Harvard does publish an annual financial report, specifying where its investments are. Although community influence does not directly participate in determining investment questions, there are indications that Harvard may currently switch its low-return Federal bonds to roughly comparable investments in Roxbury. The treasurer's job is made difficult by Harvard's system of financial solvency for each school: his decision to switch specific endowment investments from an unpopular company to a popular one might lower the revenue of the unlucky faculty that had originally received the endowment.)

EXTRALEGAL protest over Columbia's investment policies differed from the symbolic Dow demonstration; Columbia's faculty, students, and trustees have held irreconciliable opinions on basic questions in a community where there was little confidence in the capacity of the President and trustees to govern. In this climate of mistrust, a participatory democracy (i.e., various student-faculty checks on the trustees) must exist to prevent extralegal action.

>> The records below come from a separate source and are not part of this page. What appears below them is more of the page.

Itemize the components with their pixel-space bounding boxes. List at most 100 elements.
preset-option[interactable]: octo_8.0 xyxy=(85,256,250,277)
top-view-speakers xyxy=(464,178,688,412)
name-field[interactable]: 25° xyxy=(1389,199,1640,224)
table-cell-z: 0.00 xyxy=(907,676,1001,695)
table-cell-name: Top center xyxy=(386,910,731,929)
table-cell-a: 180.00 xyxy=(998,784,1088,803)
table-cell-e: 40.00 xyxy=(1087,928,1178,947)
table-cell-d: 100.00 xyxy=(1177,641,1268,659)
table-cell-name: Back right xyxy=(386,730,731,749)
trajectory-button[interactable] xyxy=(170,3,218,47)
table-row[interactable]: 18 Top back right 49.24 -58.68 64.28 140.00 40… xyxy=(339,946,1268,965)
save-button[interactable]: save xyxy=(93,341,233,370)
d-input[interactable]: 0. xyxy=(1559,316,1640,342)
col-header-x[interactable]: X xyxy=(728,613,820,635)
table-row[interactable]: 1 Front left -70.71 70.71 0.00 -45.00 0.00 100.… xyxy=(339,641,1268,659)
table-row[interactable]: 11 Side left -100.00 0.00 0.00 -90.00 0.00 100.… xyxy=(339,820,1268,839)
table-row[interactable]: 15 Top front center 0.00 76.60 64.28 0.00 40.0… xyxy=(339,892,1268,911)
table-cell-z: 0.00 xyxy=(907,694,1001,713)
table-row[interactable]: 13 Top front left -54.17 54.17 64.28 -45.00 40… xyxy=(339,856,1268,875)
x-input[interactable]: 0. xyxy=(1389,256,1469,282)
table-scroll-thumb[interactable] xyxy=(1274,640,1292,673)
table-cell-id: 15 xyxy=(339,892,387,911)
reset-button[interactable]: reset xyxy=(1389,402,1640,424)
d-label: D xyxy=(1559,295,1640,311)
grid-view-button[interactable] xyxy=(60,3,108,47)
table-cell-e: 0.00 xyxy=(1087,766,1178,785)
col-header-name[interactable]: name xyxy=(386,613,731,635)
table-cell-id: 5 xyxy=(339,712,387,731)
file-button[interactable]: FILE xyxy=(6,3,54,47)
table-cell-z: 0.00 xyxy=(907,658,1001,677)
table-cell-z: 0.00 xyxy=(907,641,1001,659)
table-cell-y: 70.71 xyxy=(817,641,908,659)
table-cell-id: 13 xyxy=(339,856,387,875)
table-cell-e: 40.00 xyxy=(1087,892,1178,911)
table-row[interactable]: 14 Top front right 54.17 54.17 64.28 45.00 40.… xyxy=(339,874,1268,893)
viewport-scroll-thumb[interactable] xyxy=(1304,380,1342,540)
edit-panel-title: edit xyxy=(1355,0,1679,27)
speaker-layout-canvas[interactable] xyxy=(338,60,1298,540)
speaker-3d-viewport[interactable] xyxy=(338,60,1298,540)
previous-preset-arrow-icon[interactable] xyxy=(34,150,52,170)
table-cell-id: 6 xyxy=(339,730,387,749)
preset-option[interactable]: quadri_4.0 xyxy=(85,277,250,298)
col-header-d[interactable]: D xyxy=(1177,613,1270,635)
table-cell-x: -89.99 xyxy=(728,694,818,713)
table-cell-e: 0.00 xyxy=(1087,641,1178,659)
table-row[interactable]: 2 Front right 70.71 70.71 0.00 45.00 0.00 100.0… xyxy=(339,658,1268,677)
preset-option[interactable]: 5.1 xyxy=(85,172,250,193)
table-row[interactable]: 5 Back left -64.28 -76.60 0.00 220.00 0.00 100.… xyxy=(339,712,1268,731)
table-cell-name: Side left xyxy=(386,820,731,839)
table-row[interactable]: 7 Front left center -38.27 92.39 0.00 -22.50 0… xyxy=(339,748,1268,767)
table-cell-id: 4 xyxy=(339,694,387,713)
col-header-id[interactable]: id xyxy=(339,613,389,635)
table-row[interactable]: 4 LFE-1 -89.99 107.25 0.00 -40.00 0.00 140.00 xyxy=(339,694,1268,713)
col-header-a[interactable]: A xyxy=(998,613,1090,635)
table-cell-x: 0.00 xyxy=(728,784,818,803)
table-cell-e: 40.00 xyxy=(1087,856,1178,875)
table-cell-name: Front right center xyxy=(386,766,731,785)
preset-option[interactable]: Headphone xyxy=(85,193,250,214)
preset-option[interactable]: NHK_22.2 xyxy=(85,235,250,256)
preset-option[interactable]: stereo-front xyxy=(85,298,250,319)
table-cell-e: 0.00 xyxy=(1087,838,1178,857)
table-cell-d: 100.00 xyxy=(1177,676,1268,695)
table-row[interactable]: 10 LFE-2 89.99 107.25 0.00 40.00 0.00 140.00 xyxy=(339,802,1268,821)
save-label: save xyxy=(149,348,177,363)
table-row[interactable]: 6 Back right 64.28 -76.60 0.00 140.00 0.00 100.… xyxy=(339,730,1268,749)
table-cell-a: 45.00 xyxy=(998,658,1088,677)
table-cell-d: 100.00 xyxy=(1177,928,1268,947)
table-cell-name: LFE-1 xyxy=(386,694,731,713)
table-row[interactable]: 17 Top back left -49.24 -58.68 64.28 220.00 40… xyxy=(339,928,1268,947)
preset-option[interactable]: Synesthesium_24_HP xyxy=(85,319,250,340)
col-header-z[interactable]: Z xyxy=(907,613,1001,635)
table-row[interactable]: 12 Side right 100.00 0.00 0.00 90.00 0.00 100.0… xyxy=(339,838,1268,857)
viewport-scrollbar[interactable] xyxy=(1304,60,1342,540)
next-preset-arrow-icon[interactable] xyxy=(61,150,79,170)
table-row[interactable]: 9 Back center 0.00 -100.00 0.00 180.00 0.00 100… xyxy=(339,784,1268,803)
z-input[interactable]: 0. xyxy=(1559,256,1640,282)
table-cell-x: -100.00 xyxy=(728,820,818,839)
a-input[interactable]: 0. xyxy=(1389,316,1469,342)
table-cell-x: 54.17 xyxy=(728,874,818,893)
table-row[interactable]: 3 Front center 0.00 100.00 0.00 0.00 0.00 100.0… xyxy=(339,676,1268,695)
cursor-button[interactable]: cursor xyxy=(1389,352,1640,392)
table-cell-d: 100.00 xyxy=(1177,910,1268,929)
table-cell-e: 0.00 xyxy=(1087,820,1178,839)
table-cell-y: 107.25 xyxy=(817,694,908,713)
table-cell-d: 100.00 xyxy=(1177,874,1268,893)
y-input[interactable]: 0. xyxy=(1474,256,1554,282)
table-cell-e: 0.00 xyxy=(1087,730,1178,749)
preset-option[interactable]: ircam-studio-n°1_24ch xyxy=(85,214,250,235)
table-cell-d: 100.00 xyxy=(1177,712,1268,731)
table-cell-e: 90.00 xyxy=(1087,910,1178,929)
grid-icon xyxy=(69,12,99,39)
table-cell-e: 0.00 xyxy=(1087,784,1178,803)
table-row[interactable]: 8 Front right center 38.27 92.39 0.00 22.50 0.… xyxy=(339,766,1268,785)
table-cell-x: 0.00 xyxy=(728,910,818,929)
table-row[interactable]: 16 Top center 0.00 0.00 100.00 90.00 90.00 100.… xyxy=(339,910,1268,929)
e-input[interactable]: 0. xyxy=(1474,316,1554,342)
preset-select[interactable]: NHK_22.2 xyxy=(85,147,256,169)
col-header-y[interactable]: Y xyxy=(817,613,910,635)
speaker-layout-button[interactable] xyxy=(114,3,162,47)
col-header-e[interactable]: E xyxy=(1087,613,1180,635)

At present, Columbia's 23 trustees are accountable to no one but themselves. All except the six alumni-elected trustees serve life terms. Unless real power is delegated down to faculty or students, then the whole body of trustees should be elected for set terms by faculty, administration, students, and alumni. Otherwise, this board, in which all real power is located, will never make decisions reflecting a changing university and community, and inevitable, ugly, confrontations will arise.